第25話 誘われて 1
いよなが帰ってきた、しかしあの茶楽雄がいきなり土下座するってなんの話だったんだ?
「お帰り~いよなちゃん!大丈夫だった?」
「ちょっとびっくりしたけど大丈夫だよぉ〜」
「茶楽雄があそこまでするって、何を頼まれた?」
「な・い・しょ♪」
こいつ、しれっとホントに秘密にするつもりだな、てことは俺には言えないような事を頼まれたのか……莉音絡みかな?
「どーせ莉音に会ってくれとかそういうことだろ?」
「ぎくっ、何のことかな?あたし知らないなぁ」
「まあどうするかはお前次第だから、俺からは何も言わないけど……」
俺としてはいよなには、茶楽雄や莉音との繋がりを断ってほしくないから、どっちかって言うと茶楽雄の話に乗って欲しいところではあるが……仁が言ってたことも気になるんだよなぁ。
「安里さん、それって1人で会うのかな?」
仁も気になるみたいでいよなに聞いている。
「あたし内緒って言ってるもん!だからなにも言わないもん!」
「そういうのは良いから、サッサと茶楽雄との話を聞かせろ」
「ぶー、ラーくんいけず!」
「いいからちゃっちゃか吐きやがれ」
「はーい、チャラくんにりっちゃんと会ってくれって言われましたー。で、断ったら土下座されたので会うことにしましたー。だから会うよ?」
まぁあの茶楽雄が頭を下げるどころか土下座までするんだ、莉音も相当参ってるのかもな……もう俺にはしてやれることはなにもないけどな。
てか、莉音がそこまでへこむってどんだけの事言ったんだこいつ……
「いいのか羅怜央、安里さん1人で行かせて?」
「なんか話的に茶楽雄も付き添うだろうから、そういう意味では安心度は高いよ。お前が気にしてくれているのは分かるけど、まぁ俺を信じてくれ」
「そだよ〜仁くん、羅怜央くんを信じようよ〜」
あれ?安達さんが俺を名前呼び?
「安達さん……」
「あ~私だけ仲間はずれは悲しいよ〜沙織って呼んでよ〜」
仁の方を見るとむずかしい顔してる。そりゃあ彼氏としては良い顔しないだろ、
「そんな顔すんな……安達さんはああ言ってるけど呼ばねぇよ」
「え?いやそれは沙織が良いんなら良いんだけど、やっぱり安里さんの件が気になってなぁ」
「いいのかよ!それで何が気になるんだよ?言っちゃ何だが茶楽雄が居れば安全ではあるぞ?いやまあ俺のが強えけどな!」
「我田引水〜!……やっぱり気にし過ぎかな?沙織はどう思う?」
「う〜ん仁くん気にし過ぎかなって思うよ?でもそんなに気になるなら、私がいよなちゃんに付き添おうか?」
「え〜そんなのいいのに〜、でも沙織ちゃんが来てくれたら嬉しいかもぉ〜。チャラくんも文句は言わないでしょ。てか言わさないよぉ!」
「沙織さん、そういうことなら悪いけど頼んで良いか?まぁ気にし過ぎのような気がするけど何もなければそれが一番いいから……」
安達さん改め沙織さんに頼む。幼馴染に会うのになんでここまで警戒しながら会わなければならんのかと思う。
けどもあの時の莉音の取り乱し様や、茶楽雄と
「あとはチャラくんからの連絡待ちだからぁ今はどうしようもないよ〜、だから帰ろうよぉ」
「だねぇもう帰ろうか〜」
女子2人が話を切り上げて帰る段取りをし始めた。さっきまでどこか寂しそうにこっちを見てた茶楽雄も、いつの間にか居なくなってる……

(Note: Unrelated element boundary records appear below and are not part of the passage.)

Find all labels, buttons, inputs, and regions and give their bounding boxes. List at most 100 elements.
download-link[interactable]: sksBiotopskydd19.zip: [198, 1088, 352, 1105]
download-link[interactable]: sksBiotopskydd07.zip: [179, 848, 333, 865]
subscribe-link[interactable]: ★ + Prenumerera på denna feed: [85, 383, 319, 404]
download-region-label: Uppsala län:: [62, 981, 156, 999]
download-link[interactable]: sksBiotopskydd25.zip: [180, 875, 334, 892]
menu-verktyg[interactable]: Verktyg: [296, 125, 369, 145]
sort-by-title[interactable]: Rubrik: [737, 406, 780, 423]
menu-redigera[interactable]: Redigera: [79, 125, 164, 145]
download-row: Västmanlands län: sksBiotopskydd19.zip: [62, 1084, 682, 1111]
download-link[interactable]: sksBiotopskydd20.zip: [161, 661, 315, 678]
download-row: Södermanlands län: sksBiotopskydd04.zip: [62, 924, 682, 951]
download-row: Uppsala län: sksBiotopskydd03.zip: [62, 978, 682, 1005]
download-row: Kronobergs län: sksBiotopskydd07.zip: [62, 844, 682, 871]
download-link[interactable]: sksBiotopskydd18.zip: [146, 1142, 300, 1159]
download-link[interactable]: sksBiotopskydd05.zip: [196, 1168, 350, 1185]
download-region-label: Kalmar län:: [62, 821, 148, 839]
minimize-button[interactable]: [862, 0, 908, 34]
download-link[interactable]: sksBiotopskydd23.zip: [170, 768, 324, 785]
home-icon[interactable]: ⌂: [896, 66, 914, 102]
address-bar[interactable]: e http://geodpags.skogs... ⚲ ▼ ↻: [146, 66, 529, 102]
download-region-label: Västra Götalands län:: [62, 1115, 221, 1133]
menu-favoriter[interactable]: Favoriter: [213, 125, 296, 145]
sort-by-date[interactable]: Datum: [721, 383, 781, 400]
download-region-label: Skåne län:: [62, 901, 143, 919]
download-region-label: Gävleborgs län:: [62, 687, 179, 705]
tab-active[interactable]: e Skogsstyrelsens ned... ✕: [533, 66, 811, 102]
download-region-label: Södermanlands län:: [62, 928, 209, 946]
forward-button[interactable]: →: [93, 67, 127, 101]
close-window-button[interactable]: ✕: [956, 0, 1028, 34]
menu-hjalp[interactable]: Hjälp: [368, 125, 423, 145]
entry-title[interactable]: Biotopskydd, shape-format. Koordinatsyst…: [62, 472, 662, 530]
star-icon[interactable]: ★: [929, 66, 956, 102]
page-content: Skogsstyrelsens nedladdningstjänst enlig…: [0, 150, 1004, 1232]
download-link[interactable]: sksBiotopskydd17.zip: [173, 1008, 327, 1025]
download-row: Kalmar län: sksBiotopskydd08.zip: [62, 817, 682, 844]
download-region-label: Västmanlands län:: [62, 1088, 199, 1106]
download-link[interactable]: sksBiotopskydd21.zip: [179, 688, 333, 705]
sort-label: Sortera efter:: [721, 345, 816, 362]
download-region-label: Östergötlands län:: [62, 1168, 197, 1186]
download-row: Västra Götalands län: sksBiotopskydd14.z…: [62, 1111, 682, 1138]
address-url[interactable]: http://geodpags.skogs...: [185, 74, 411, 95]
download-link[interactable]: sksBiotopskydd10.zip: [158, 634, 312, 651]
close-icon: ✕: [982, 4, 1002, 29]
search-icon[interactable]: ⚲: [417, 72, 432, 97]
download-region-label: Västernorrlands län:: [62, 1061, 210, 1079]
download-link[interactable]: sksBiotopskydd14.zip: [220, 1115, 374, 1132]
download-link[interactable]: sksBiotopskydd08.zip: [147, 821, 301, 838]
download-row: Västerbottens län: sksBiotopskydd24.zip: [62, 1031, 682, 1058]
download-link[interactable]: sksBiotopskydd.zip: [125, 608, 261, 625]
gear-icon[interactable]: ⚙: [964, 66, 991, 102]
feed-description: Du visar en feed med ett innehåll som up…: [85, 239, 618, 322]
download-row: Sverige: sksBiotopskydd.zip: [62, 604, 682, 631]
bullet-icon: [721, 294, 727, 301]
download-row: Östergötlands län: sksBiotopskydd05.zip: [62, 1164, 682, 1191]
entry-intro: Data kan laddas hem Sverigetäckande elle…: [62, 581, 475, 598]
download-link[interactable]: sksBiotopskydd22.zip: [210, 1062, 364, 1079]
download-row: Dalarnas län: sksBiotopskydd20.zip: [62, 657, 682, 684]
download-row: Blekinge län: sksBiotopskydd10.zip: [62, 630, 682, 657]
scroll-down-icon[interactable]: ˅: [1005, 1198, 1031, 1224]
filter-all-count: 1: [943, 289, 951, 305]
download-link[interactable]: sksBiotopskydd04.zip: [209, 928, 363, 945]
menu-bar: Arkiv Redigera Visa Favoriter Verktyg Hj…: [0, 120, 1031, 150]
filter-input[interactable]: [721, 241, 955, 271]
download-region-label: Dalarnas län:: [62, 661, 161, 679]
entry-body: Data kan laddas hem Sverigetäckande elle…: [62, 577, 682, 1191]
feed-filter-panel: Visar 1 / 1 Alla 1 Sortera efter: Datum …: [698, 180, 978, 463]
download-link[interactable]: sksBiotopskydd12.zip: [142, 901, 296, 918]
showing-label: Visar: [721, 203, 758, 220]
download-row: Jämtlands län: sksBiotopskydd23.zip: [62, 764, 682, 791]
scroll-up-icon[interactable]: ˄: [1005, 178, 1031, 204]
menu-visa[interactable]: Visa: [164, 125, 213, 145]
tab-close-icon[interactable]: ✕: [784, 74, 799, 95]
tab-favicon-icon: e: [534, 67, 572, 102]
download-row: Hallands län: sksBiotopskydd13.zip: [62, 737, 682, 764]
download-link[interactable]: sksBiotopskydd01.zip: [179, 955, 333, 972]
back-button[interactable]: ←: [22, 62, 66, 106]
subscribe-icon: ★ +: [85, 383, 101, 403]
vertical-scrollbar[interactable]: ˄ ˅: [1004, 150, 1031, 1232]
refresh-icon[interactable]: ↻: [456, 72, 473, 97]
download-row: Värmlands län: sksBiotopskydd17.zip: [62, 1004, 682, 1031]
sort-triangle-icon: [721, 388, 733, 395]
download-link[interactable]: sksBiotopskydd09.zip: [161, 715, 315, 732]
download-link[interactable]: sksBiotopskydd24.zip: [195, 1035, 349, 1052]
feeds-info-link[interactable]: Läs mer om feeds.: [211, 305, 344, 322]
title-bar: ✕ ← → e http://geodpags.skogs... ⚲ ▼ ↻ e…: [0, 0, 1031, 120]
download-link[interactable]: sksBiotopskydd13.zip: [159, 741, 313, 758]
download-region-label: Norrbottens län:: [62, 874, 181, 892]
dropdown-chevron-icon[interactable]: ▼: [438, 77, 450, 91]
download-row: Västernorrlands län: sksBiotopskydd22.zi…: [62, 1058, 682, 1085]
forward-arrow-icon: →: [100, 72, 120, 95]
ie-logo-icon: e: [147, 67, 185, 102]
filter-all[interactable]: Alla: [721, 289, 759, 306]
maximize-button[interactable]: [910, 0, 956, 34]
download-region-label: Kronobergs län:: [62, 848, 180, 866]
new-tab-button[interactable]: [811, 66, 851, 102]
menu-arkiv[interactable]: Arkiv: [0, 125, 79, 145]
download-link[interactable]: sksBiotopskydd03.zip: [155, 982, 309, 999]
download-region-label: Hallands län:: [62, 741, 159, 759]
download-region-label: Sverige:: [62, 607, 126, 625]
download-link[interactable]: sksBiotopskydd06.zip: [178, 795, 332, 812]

「そうだな帰ろうか。そうだ仁、こないだの試合見たか?」
話をわざと変えて雰囲気を弛緩させる。そのまま4人で下校した。
翌日沙織さんから誘われて、2人で駅近くのファミレスに入った。
「どうした沙織さん?いよなたちは後から来るのか?」
「仁くんもいよなちゃんも今日は来ないよ〜?羅怜央くんと2人で来たかったんだ」
あの2人無しに沙織さんと2人ってのは珍しいな。なんの用だろう?
「あ〜なんの用事だろう?って顔してる〜。羅怜央くん私と2人じゃ嫌?」
「いや?そんなことないぞ。ただ仁は良いのかなと思ってな……」
なんか気になるから念の為予防線を張っとくか。仁の名前を出しとけば妙な雰囲気にもならないだろ……
「クスッ、今日は仁くんは関係ないのです!羅怜央くんとしたいな〜と思って……」
「何を?」
「さぁ、なんだろうね?当ててみて?」
沙織さんが妖しく微笑いながら。